The furore about ‘Benefits Street’ (a street in our previous parish), a ‘documentary’ (if we can dignify it with that word) seems to be building steadily, with articles in every newspaper and online too. Channel 4 must be laughing all the way to the bank.
Owen Jones in the ‘i‘ paper was blunt:
‘A healthy TV industry would stand up to the powerful and wealthy. Not ours: instead it stands up to the poor and voiceless’ … (he then details various programmes which have taken the same lazy line as C4) and says
‘This dross has left the public woefully ill-informed. Polls show that people on average estimate that 27% of social security payments are lost to fraud, when it is just 0.7%’ (he continues with other figures showing similar results) …. ‘A healthy media would challenge myths and prejudices; ours is determined to fan them.

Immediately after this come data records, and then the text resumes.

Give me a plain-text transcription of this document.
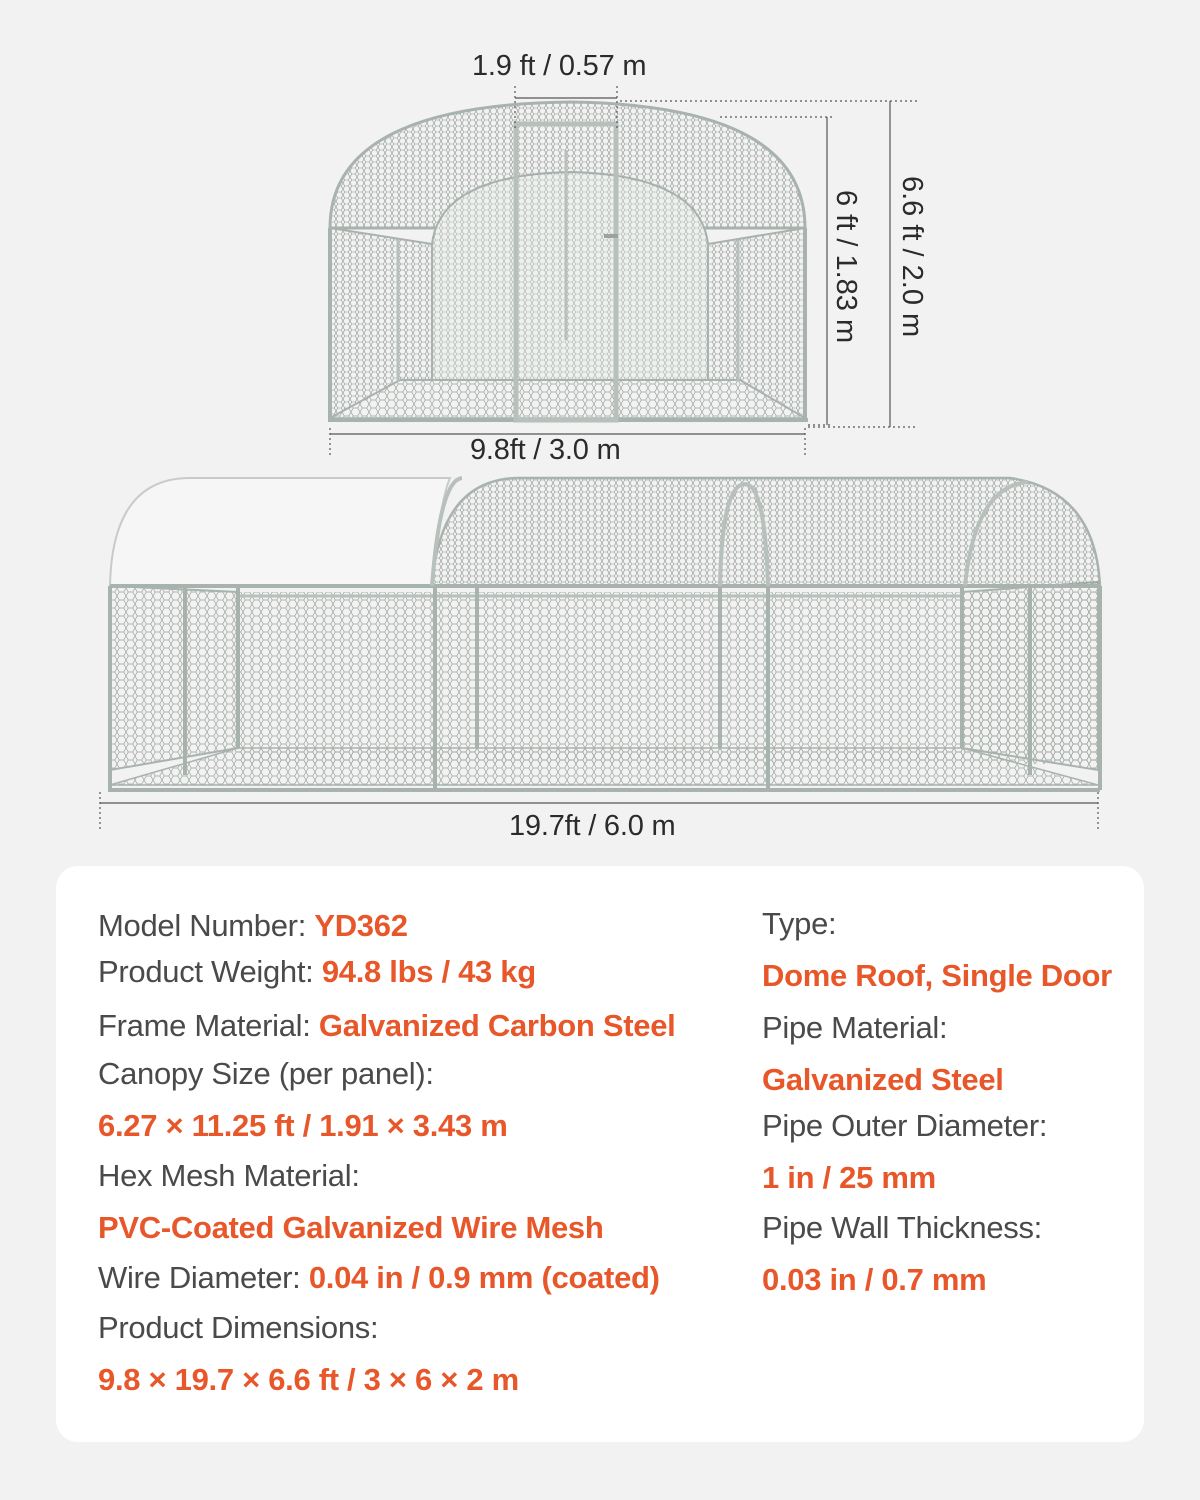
1.9 ft / 0.57 m
6 ft / 1.83 m 6.6 ft / 2.0 m
9.8ft / 3.0 m
19.7ft / 6.0 m
Model Number: YD362
Product Weight: 94.8 lbs / 43 kg
Frame Material: Galvanized Carbon Steel
Canopy Size (per panel):
6.27 × 11.25 ft / 1.91 × 3.43 m
Hex Mesh Material:
PVC-Coated Galvanized Wire Mesh
Wire Diameter: 0.04 in / 0.9 mm (coated)
Product Dimensions:
9.8 × 19.7 × 6.6 ft / 3 × 6 × 2 m
Type:
Dome Roof, Single Door
Pipe Material:
Galvanized Steel
Pipe Outer Diameter:
1 in / 25 mm
Pipe Wall Thickness:
0.03 in / 0.7 mm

Here is the world that is missing from our television screens. The poverty-wage-paying bosses and rip-off-rent-charging landlords milking our welfare state dry as we subsidise them with tax credits and housing benefit. The low-paid workers struggling along on in-work benefits and falling wages, who make up the bulk of Britain’s poor. The 6.5 million people looking for full-time work, sending out CV after CV and not even getting a reply. The £16bn worth of benefits unclaimed each year compared to the £1.2bn lost to fraud.
Conveniently too, TV shows shift our gaze away from the real villains of modern Britain. Where are the shows about wealthy tax-dodgers who deprive the Exchequer of £25bn a year, even as millions have to pay their taxes and be pounded by austerity? What about the bankers who plunged the world into economic catastrophe and continue to thrive as others suffer the consequences?

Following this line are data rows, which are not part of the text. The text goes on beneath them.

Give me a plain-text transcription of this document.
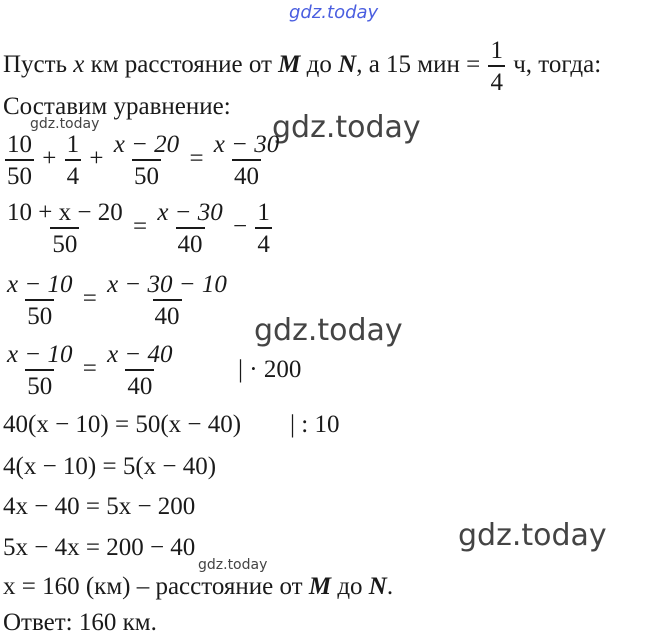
gdz.today
gdz.today	gdz.today
gdz.today
gdz.today
gdz.today
Пусть x км расстояние от M до N, а 15 мин = $\frac{1}{4} ч$, тогда:
Составим уравнение:
$\frac{10}{50} + \frac{1}{4} + \frac{x - 20}{50} = \frac{x - 30}{40}$
$\frac{10 + x - 20}{50} = \frac{x - 30}{40} - \frac{1}{4}$
$\frac{x - 10}{50} = \frac{x - 30 - 10}{40}$
$\frac{x - 10}{50} = \frac{x - 40}{40}$	| · 200
40(x − 10) = 50(x − 40) | : 10
4(x − 10) = 5(x − 40)
4x − 40 = 5x − 200
5x − 4x = 200 − 40
x = 160 (км) – расстояние от M до N.
Ответ: 160 км.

… it is the privileged who are commissioning the shows who are airbrushing out the reality of modern Britain. The poison must be stopped. Let’s … start demanding that television gives a platform to the reality of life …’
One positive thing came out of the first programme, at least. The guy going door-to-door on the show
selling little containers of things for 50p was offered a job after the first airing. Good for him.
I don’t know where Owen Jones gets all his facts and figures – it would be helpful to know.
And what does he mean by ‘reality’?
Despite these questions, IMHO – he has a point.